Built so far — pull (v1)

The pull command is implemented and verified end-to-end on this machine against real Claude Code, Codex, and OpenCode stores. Deliberately not built yet (the "sink"/preservation side and polish the brief marks optional): tailings sync, the MCP server, and the distillation pass.

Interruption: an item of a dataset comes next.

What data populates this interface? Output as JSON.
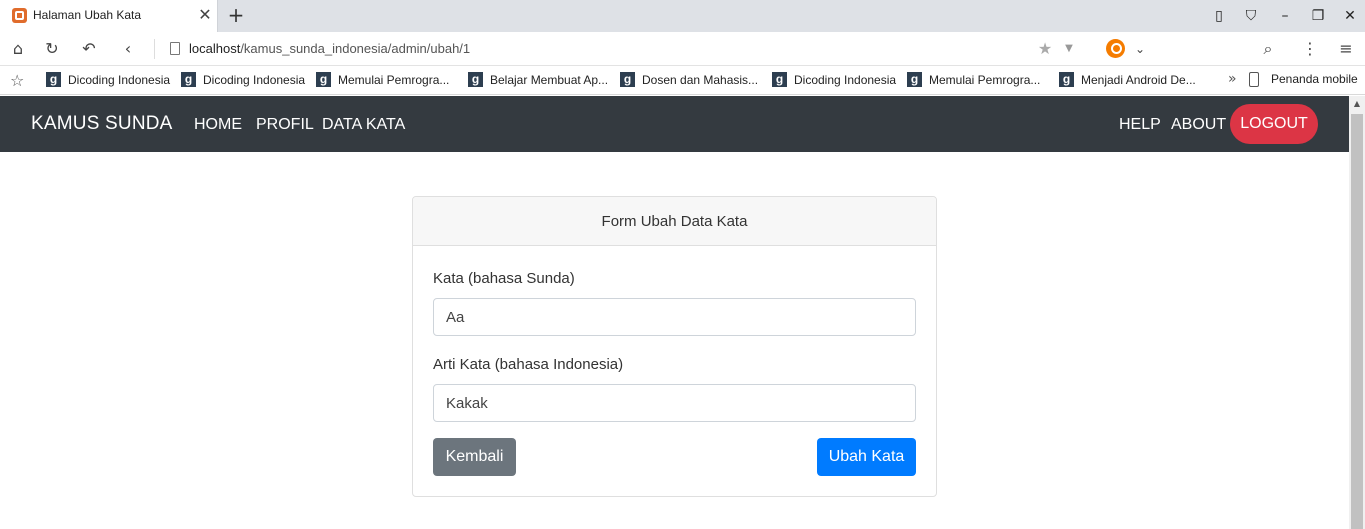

The CLI is built on Effect's CLI framework (effect/unstable/cli) — real --help/--version/shell-completions, with a styled terminal summary.

pnpm install
pnpm build                       # bundles the CLI to dist/cli.js (shebang'd)
node dist/cli.js pull --dir .    # → ./AGENTS.md (+ ./.tailings/), this dir ONLY
node dist/cli.js doctor          # which agent stores are present on this machine
# or, after `pnpm link --global` (bin: tailings):
tailings pull --dir . --since 30d
tailings pull --tools claude,codex --out -   # digest to stdout, no files
tailings                          # interactive: confirm, then pull the current dir

What a run does:

  1. Resolves each tool's store via TailingsPaths (ported from tvagent's LocalPaths) and gathers only this directory's sessions:
    • Claude — selects the encoded project folder(s) by dir prefix, parses the JSONL, and re-confirms each session's recorded cwd is in-tree.
    • OpenCodenode:sqlite read-only; session rows filtered by directory, joined to message/part and rendered to plain text.
    • Codex — scans rollout-*.jsonl, recovering each file's cwd from session_meta/turn_context, cached in our own incremental index at ~/.local/share/tailings/index.db (keyed by mtime+size). Filters to in-tree.
    • Gemini — best-effort skeleton; skips cleanly when ~/.gemini is absent and never mis-attributes history when the (unverified) layout isn't matched.
  2. Co-locates agent memories (Claude per-project memory/, Codex/OpenCode global knowledge).
  3. Writes full transcripts to ./.tailings/sessions/<tool>/, drops a self-ignoring ./.tailings/.gitignore, and splices a tight digest into ./AGENTS.md between <!-- tailings:start --> markers (never clobbering hand-written content).

Layout

packages/
  core/          Domain, TailingsPaths, Period, Render (shared transcript→markdown)
  adapter-claude/    ClaudeArchive   (+ normalizer tests)
  adapter-codex/     CodexArchive + CodexNormalize   (+ index, tests)
  adapter-opencode/  OpenCodeArchive + OpenCodeNormalize   (+ tests)
  adapter-gemini/    GeminiArchive   (best-effort)
  cli/           App (layers + run*), Commands (Effect CLI), Pull (orchestrator),
                 AgentsMd (digest+merge), Main (#! entry → Command.run)
  core/Terminal.ts   ANSI styling + table renderer (house style, ported from ai-hr)

pnpm test runs tsc --noEmit + Vitest (21 tests over the normalizers and the AGENTS.md merge). Everything stays in Effect: tagged errors, Layer DI per source, Schema for on-disk record shapes — mirroring the tvagent idioms.